Elimination of Trichinosis

Biosecurity measures on pig farms have become very sophisticated and effective. The widespread adoption of improved feeding practices and high levels of biosecurity and hygiene have virtually eliminated the presence of trichinae in the United States. Because most pigs raised for food today are housed in barns instead of outdoors, facility workers can carefully manage barn biosecurity to help keep out disease-causing pathogens. Now that the pathogen related to trichinosis is virtually eliminated, the risk of trichinosis from U.S. pork is virtually eliminated, too.

The myth of the Trichinae parasite

Myth: You have to cook pork to well-done because pigs often carry a parasite that can lead to a condition known as trichinosis in people if they eat undercooked pork.

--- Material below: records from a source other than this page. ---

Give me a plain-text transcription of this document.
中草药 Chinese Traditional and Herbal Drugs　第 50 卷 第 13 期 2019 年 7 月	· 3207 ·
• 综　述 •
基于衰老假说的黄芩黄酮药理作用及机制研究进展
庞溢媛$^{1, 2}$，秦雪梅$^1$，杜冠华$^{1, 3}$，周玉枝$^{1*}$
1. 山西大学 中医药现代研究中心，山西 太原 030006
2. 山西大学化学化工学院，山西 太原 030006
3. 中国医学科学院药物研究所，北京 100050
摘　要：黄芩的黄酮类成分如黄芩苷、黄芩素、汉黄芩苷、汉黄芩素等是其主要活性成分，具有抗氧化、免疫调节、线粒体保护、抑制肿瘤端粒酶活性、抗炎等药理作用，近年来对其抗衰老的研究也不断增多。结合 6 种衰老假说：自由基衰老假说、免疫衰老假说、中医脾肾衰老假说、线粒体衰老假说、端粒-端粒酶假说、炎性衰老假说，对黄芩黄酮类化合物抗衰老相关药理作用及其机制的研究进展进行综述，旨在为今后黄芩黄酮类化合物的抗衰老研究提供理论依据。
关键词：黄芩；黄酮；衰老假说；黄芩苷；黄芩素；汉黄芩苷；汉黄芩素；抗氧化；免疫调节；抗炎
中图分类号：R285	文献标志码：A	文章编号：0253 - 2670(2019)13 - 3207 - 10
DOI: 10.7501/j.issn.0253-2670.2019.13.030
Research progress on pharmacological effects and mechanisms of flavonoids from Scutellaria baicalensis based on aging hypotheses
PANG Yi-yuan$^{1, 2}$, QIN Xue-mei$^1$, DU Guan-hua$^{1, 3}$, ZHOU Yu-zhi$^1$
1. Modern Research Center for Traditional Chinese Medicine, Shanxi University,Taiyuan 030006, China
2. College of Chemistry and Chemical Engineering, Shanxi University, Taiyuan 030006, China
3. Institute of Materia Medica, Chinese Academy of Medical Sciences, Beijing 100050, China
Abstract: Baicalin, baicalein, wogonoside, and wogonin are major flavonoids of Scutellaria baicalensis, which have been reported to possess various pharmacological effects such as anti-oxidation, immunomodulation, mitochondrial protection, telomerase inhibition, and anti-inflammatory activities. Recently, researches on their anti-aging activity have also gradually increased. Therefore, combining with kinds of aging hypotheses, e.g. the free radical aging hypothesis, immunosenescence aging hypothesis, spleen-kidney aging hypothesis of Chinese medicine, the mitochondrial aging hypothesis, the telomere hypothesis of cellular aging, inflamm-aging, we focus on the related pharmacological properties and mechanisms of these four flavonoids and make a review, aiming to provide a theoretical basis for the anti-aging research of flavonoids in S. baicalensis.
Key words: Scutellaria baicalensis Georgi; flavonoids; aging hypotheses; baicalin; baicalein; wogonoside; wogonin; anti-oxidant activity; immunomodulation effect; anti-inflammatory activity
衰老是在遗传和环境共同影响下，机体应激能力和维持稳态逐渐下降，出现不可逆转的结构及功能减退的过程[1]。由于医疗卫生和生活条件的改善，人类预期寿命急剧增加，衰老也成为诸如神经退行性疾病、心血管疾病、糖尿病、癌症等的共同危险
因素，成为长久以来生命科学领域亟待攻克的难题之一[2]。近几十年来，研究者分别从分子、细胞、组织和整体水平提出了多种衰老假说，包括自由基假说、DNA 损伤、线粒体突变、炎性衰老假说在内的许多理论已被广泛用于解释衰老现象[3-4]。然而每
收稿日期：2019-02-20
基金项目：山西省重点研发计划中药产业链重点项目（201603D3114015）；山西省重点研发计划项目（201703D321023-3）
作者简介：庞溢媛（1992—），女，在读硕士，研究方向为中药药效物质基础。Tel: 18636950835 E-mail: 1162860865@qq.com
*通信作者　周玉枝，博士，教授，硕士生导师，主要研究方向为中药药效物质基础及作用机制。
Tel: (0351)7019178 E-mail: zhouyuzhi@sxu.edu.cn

Fact: While there is a historical basis for caution regarding trichinosis, it’s no longer a threat that should concern U.S. pork consumers. In fact, the odds of getting trichinosis from eating pork sold at retail stores is only 1 in 154 million.1

Why? The parasite responsible for this disease has been almost completely eliminated from modern pork production, thanks to the American farmers’ adherence to strict production practices and the federal government’s ongoing monitoring programs of farms and processing facilities.

These facts, coupled with properly cooking pork to USDA’s recommended 145° F, a three-minute rest time and proper storage techniques, mean that most of the handful of cases each year are caused by eating wild game meat, not pork. So, it all means eating pork in the 21st century is safer than ever.


1Calculation performed by the National Pork Board based on U.S. Census Bureau statistics, 2009.